Paul was saying that Christ gave him the strength to be content in any circumstance, not just ones that led to a victory. He would be content no matter how long he went hungry or in need and he would be content when he was satisfied and had plenty. It seems that Christ gave him the strength to stay on an even keel. To keep him from depression when he was in the dark and to keep him from pride or arrogance when he felt on top of the world. I believe we could say that Christ gave him the strength to also die for Him. How many people think about that when they quote Philippians 4:13?
So back to my issue of being content. Yes, God does give me the strength to be content.

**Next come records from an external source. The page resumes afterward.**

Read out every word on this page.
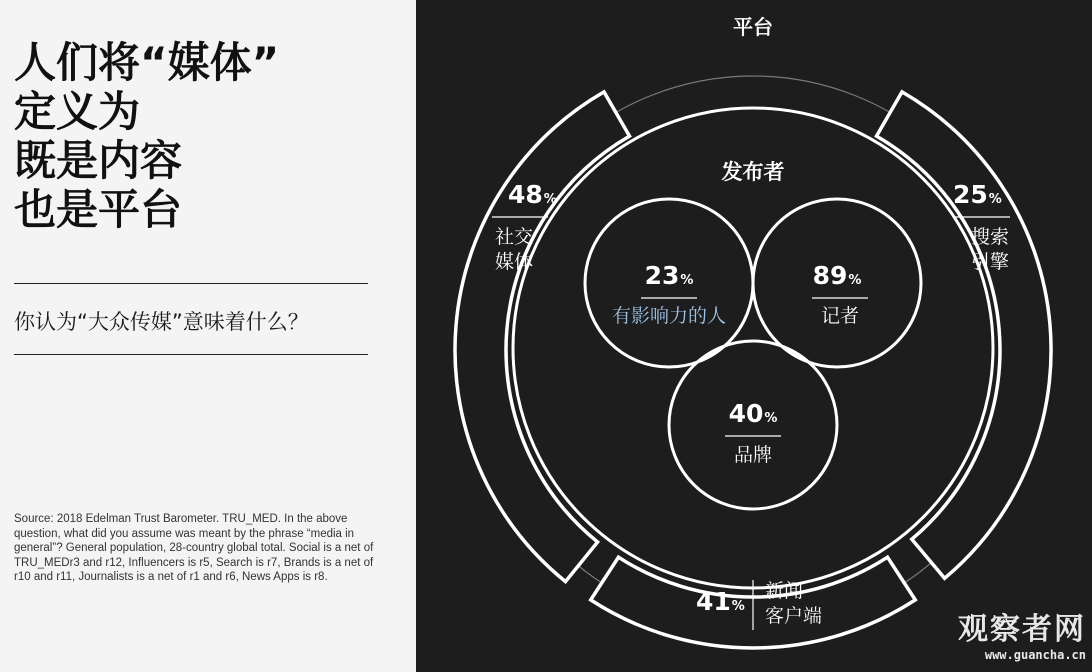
人们将“媒体”
定义为
既是内容
也是平台
你认为“大众传媒”意味着什么？
Source: 2018 Edelman Trust Barometer. TRU_MED. In the above question, what did you assume was meant by the phrase “media in general”? General population, 28-country global total. Social is a net of TRU_MEDr3 and r12, Influencers is r5, Search is r7, Brands is a net of r10 and r11, Journalists is a net of r1 and r6, News Apps is r8.
平台
发布者
48%
社交
媒体
25%
搜索
引擎
41%
新闻
客户端
23%
有影响力的人
89%
记者
40%
品牌
观察者网
www.guancha.cn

But, as with all of the other “gifts” He give us, we have to accept it. I have to let go and let God in. I have to choose to accept what He has to offer. Every day, I have to choose to ask for His strength to move my mind and thoughts from the darkness and depression into the light and contentment.
Like choosing what to wear each morning; I have to get up and choose to put on the full armor of God. Because what happens in my mind is more than just my thoughts. There is always a war going on and I have to make the choice to stand and fight. As it says in Ephesians 6:10-17:
“Finally, be strengthened in the Lord and in the strength of his power. (11) Clothe yourselves with the full armor of God so that you may be able to stand against the schemes of the devil. (12) For our struggle is not against flesh and blood, but against the rulers, against the powers, against the world rulers of this darkness, against the spiritual forces of evil in the heavens. (13) For this reason, take up the full armor of God so that you may be able to stand your ground on the evil day, and having done everything, to stand. (14) Stand firm therefore, by fastening the belt of truth around your waist, by putting on the breastplate of righteousness, (15) by fitting your feet with the preparation that comes from the good news of peace, (16) and in all of this, by taking up the shield of faith with which you can extinguish all the flaming arrows of the evil one. (17) And take the helmet of salvation and the sword of the Spirit, which is the word of God.”
So, as I get up each morning, I have to remind myself to choose. Choose to ask for His strength (pray). Choose to put on the armor (read my Bible). Choose to stand and fight–fight against the forces of evil and the thoughts that invade my mind. I know it will be a painful battle, marked by many scars. But in the end, all will be healed.
Lord, I ask you today, and every day, come. Come into my heart; knead it until it’s soft. Come into my thoughts; sweep all the dirt away. Come into my life; turn up the light until it shines out Your glory. Mold me as the potter molds the clay. Help me to stop struggling against Your will. Remove the fears and insecurities that keep me walled in, away from everyone. Help me to understand Your will and the plans that you have for me. I cry out to You, “Come and save me! Make me Yours.” I want to know You. I want to grow. I want to truly understand what it means to be Your child. Come and find your lost sheep. I humbly and painfully ask in Jesus’ name. AMEN!